Always the same thread gets CPU time

Question

Code is too large, so I'll just copy the part that is problematic.

This is run() method in one class:

public void run(){
try{
    sleep(1000);
    while(true){
          synchronized(space){

        if(end)
          return;

        if(space[X][Y] == null)
          break;

        if(((Ship)space[X][Y]).isDestroyed){
          destroy();
          break;
        }

        if(isThereAnyShipsInTheArea() != 0){
          if(team != ((Ship)space[X][Y + isThereAnyShipsInTheArea()]).team){
            fight(isThereAnyShipsInTheArea());
          }
        }
        else
          move();

        if(isDestroyed){
          destroy();
          break;
        }
    }
    }
}
catch(InterruptedException ie){
  System.out.println("Interrupted exception!");
}

}

This is simulation of Star Trek. Variable team represends to which team the ship belongs. Varable isDestroyed is true if the ship is destroyed in battle or crash when moving. isThereAnyShipsInTheArea() - ship is within range if the distance one or two. space is matrix whit dimensions [90]x[90].

I think problem is in run method, but I'll give you some other methods.

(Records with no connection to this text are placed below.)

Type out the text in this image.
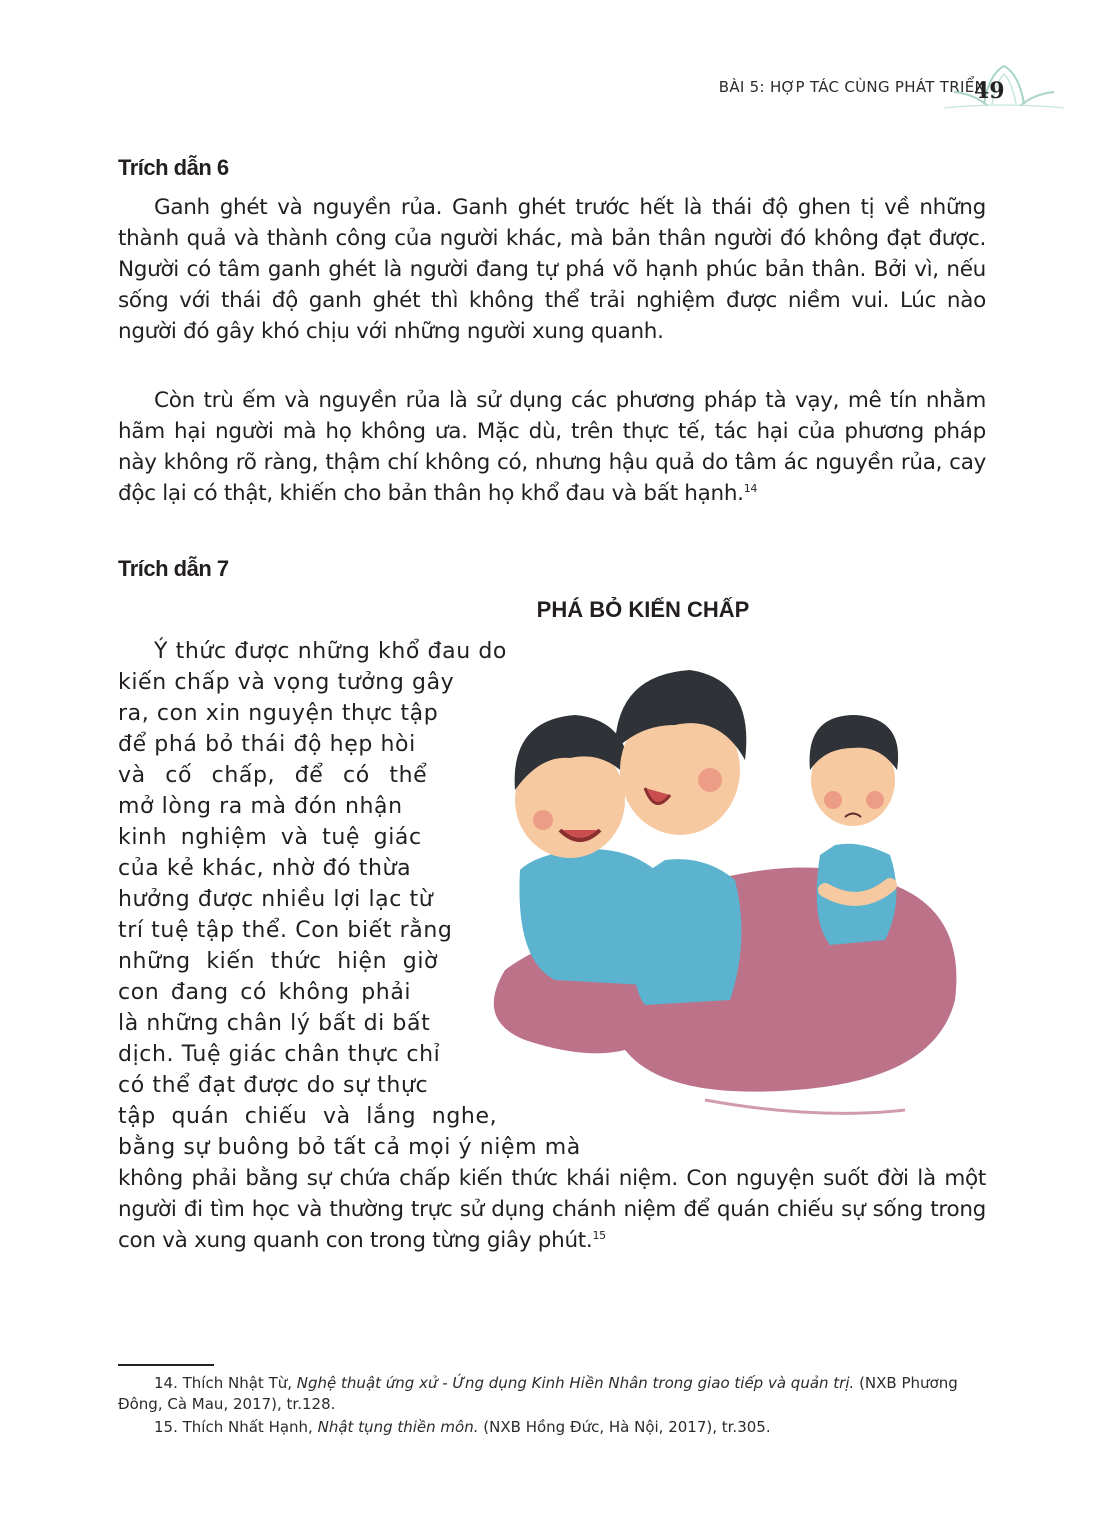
BÀI 5: HỢP TÁC CÙNG PHÁT TRIỂN
49
Trích dẫn 6
Ganh ghét và nguyền rủa. Ganh ghét trước hết là thái độ ghen tị về những thành quả và thành công của người khác, mà bản thân người đó không đạt được. Người có tâm ganh ghét là người đang tự phá võ hạnh phúc bản thân. Bởi vì, nếu sống với thái độ ganh ghét thì không thể trải nghiệm được niềm vui. Lúc nào người đó gây khó chịu với những người xung quanh.
Còn trù ếm và nguyền rủa là sử dụng các phương pháp tà vạy, mê tín nhằm hãm hại người mà họ không ưa. Mặc dù, trên thực tế, tác hại của phương pháp này không rõ ràng, thậm chí không có, nhưng hậu quả do tâm ác nguyền rủa, cay độc lại có thật, khiến cho bản thân họ khổ đau và bất hạnh.$^{14}$
Trích dẫn 7
PHÁ BỎ KIẾN CHẤP
Ý thức được những khổ đau do
kiến chấp và vọng tưởng gây
ra, con xin nguyện thực tập
để phá bỏ thái độ hẹp hòi
và cố chấp, để có thể
mở lòng ra mà đón nhận
kinh nghiệm và tuệ giác
của kẻ khác, nhờ đó thừa
hưởng được nhiều lợi lạc từ
trí tuệ tập thể. Con biết rằng
những kiến thức hiện giờ
con đang có không phải
là những chân lý bất di bất
dịch. Tuệ giác chân thực chỉ
có thể đạt được do sự thực
tập quán chiếu và lắng nghe,
bằng sự buông bỏ tất cả mọi ý niệm mà
không phải bằng sự chứa chấp kiến thức khái niệm. Con nguyện suốt đời là một người đi tìm học và thường trực sử dụng chánh niệm để quán chiếu sự sống trong con và xung quanh con trong từng giây phút.$^{15}$
14. Thích Nhật Từ, Nghệ thuật ứng xử - Ứng dụng Kinh Hiền Nhân trong giao tiếp và quản trị. (NXB Phương Đông, Cà Mau, 2017), tr.128.
15. Thích Nhất Hạnh, Nhật tụng thiền môn. (NXB Hồng Đức, Hà Nội, 2017), tr.305.
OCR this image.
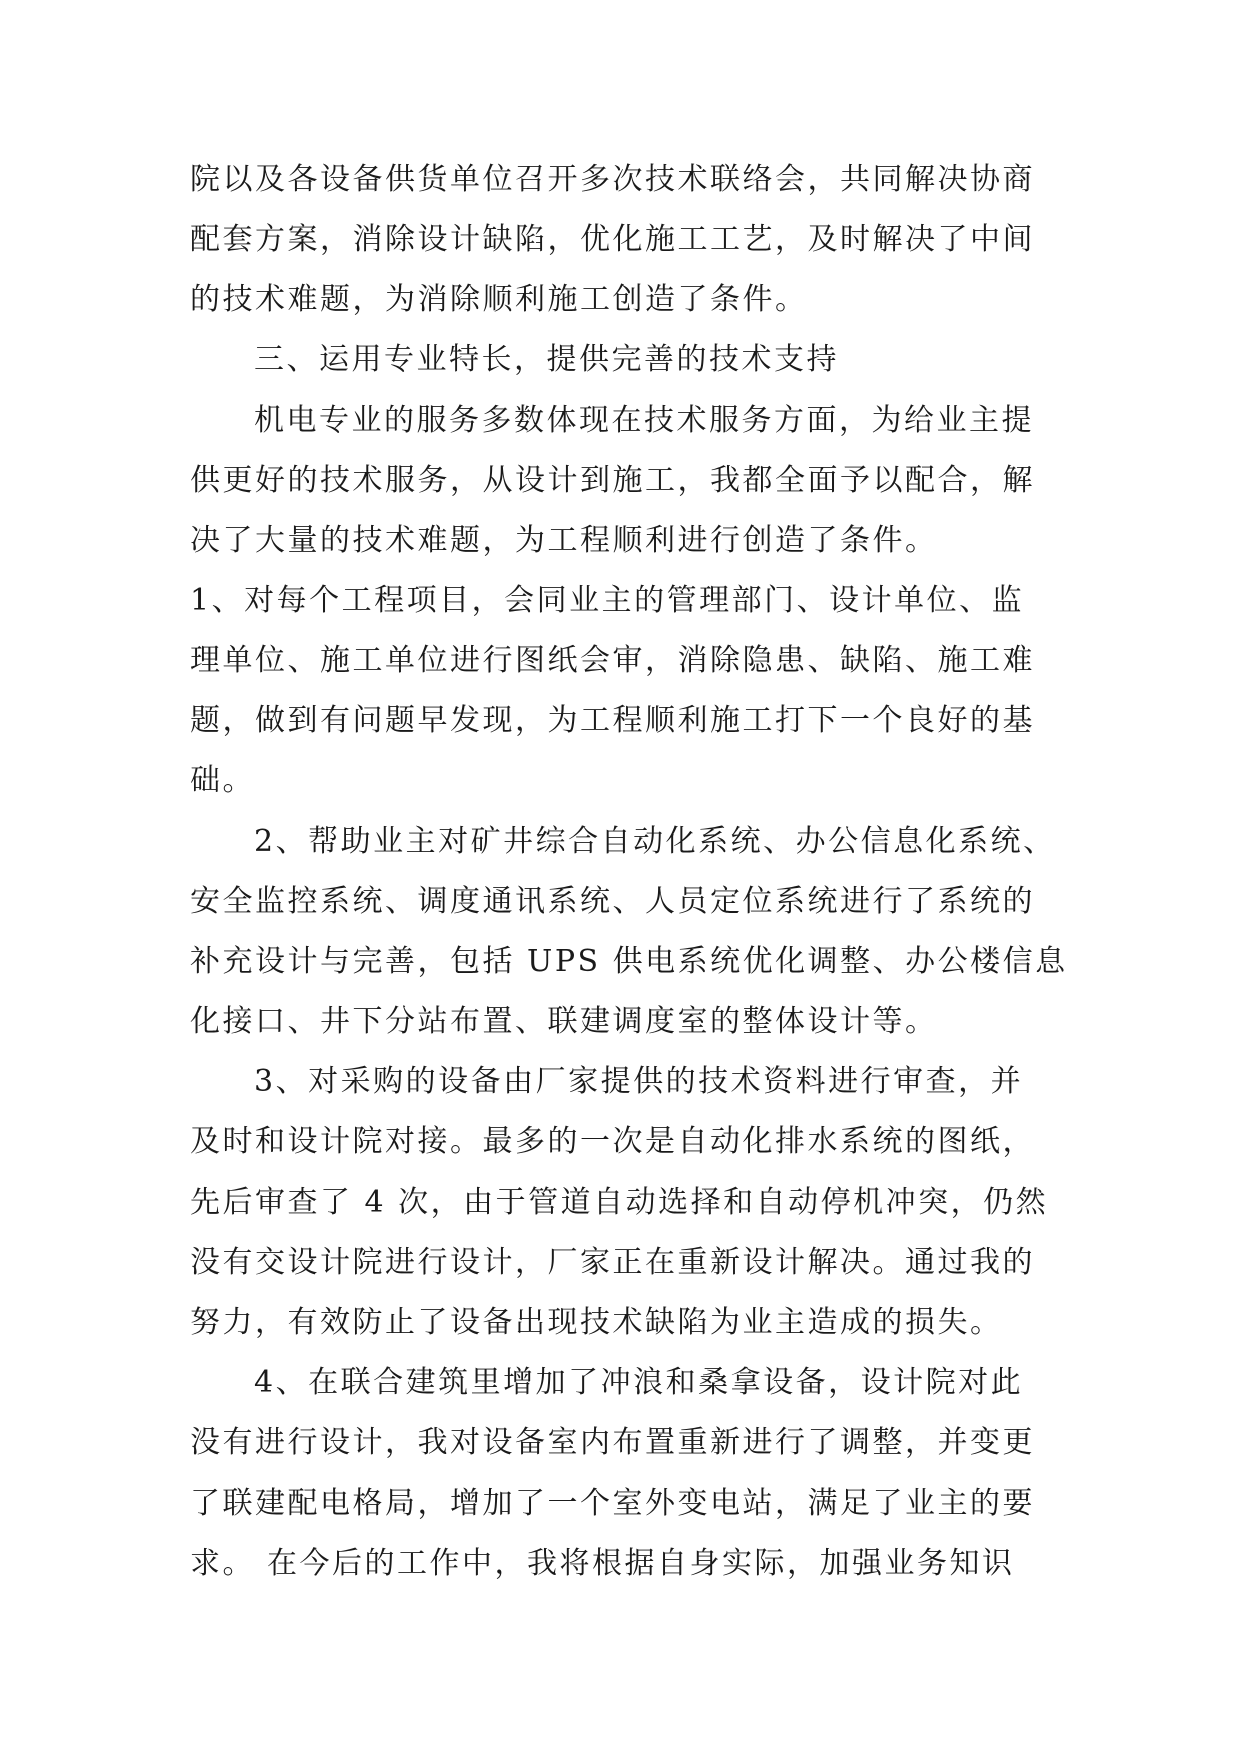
院以及各设备供货单位召开多次技术联络会，共同解决协商
配套方案，消除设计缺陷，优化施工工艺，及时解决了中间
的技术难题，为消除顺利施工创造了条件。
三、运用专业特长，提供完善的技术支持
机电专业的服务多数体现在技术服务方面，为给业主提
供更好的技术服务，从设计到施工，我都全面予以配合，解
决了大量的技术难题，为工程顺利进行创造了条件。
1、对每个工程项目，会同业主的管理部门、设计单位、监
理单位、施工单位进行图纸会审，消除隐患、缺陷、施工难
题，做到有问题早发现，为工程顺利施工打下一个良好的基
础。
2、帮助业主对矿井综合自动化系统、办公信息化系统、
安全监控系统、调度通讯系统、人员定位系统进行了系统的
补充设计与完善，包括 UPS 供电系统优化调整、办公楼信息
化接口、井下分站布置、联建调度室的整体设计等。
3、对采购的设备由厂家提供的技术资料进行审查，并
及时和设计院对接。最多的一次是自动化排水系统的图纸，
先后审查了 4 次，由于管道自动选择和自动停机冲突，仍然
没有交设计院进行设计，厂家正在重新设计解决。通过我的
努力，有效防止了设备出现技术缺陷为业主造成的损失。
4、在联合建筑里增加了冲浪和桑拿设备，设计院对此
没有进行设计，我对设备室内布置重新进行了调整，并变更
了联建配电格局，增加了一个室外变电站，满足了业主的要
求。 在今后的工作中，我将根据自身实际，加强业务知识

    private int isThereAnyShipsInTheArea(){
  if(space[X][Y - 2] instanceof Ship && ((Ship)space[X][Y - 2]).isDestroyed == false)
    return -2;

  if(space[X][Y - 1] instanceof Ship && ((Ship)space[X][Y - 1]).isDestroyed == false)
    return -1;

  if(space[X][Y + 1] instanceof Ship && ((Ship)space[X][Y + 1]).isDestroyed == false)
    return 1;

  if(space[X][Y + 2] instanceof Ship && ((Ship)space[X][Y + 2]).isDestroyed == false)
    return 2;

  return 0;

}

 private synchronized void fight(int meet){


  while(((Ship)svemir[X][Y]).isDestroyed == false && ((Ship)space[X][Y + meet]).isDestroyed == false){
    if(((Ship)space[X][Y]).getProjectile() != 0){
      ((Ship)space[X][Y + meet]).setShield(((Ship)space[X][Y + meet]).getShield() - 1);
      ((Ship)space[X][Y + meet]).setWarp(((Ship)space[X][Y + meet]).getWarp() - 1);
      ((Ship)space[X][Y]).setProjectile(((Ship)space[X][Y]).getProjectile() - 1);

      if(((Ship)space[X][Y + meet]).getShield() == 0 || ((Ship)space[X][Y + meet]).getWarp() == 0){
        ((Ship)space[X][Y + meet]).isDestroyed = true;
        return;
      }
    }

    if(((Ship)space[X][Y + meet]).getProjectile() != 0){
      ((Ship)space[X][Y]).setShield(((Ship)space[X][Y]).getShield() - 1);
      ((Ship)space[X][Y]).setWarp(((Ship)space[X][Y]).getWarp() - 1);
      ((Ship)space[X][Y + meet]).setProjectile(((Ship)space[X][Y + meet]).getProjectile() - 1);

      if(((Ship)space[X][Y]).getShield() == 0 || ((Ship)space[X][Y]).getWarp() == 0){
        this.isDestroyed = true;
        return;
      }

    }

    if(((Ship)space[X][Y]).getProjectile() == 0 && ((Ship)space[X][Y + meet]).getProjectile() == 0)
      return;

  }

}

Answer 1

To me you shouldn't do Thread.sleep() since it doesn't release any resources it grabs. Either schedule your task using ScheduledExecutorService or do wait() and yield() on an object monitor.

Answer 2

Your sleep is outside of your while(true) block, so instead of sleeping for a second every loop, you sleep once and then go into a tight loop.

Put the sleep at the end of the while(true) block, so you sleep once for every iteration of the loop. Ideally it should be just after the release of the synchronization on the space array.

Actually, full array scanning is far from ideal on finding items. Might want to look into keeping lists of items. Just to get an idea, a 1000x1000 array that has 20 items in it (space is big and mostly empty) will take 1,000,000 checks as you pass over the array, but if you reorganize your checks to be base on the items, you could probably get away with just 1000 or less checks.

For example, a list of ships:

for (Ship ship : ships) {
   if (!ship.engaged()) {
     ship.scanForEnemies();
   }
   if (ship.detectEnemies()) {
     ship.attack();
   }
}

might only have to loop through a dozen or fewer ships, checking a few hundred locations. If you are wondering how the above code works, in my example, the ship would have been constructed with a space array, that it kept a reference to.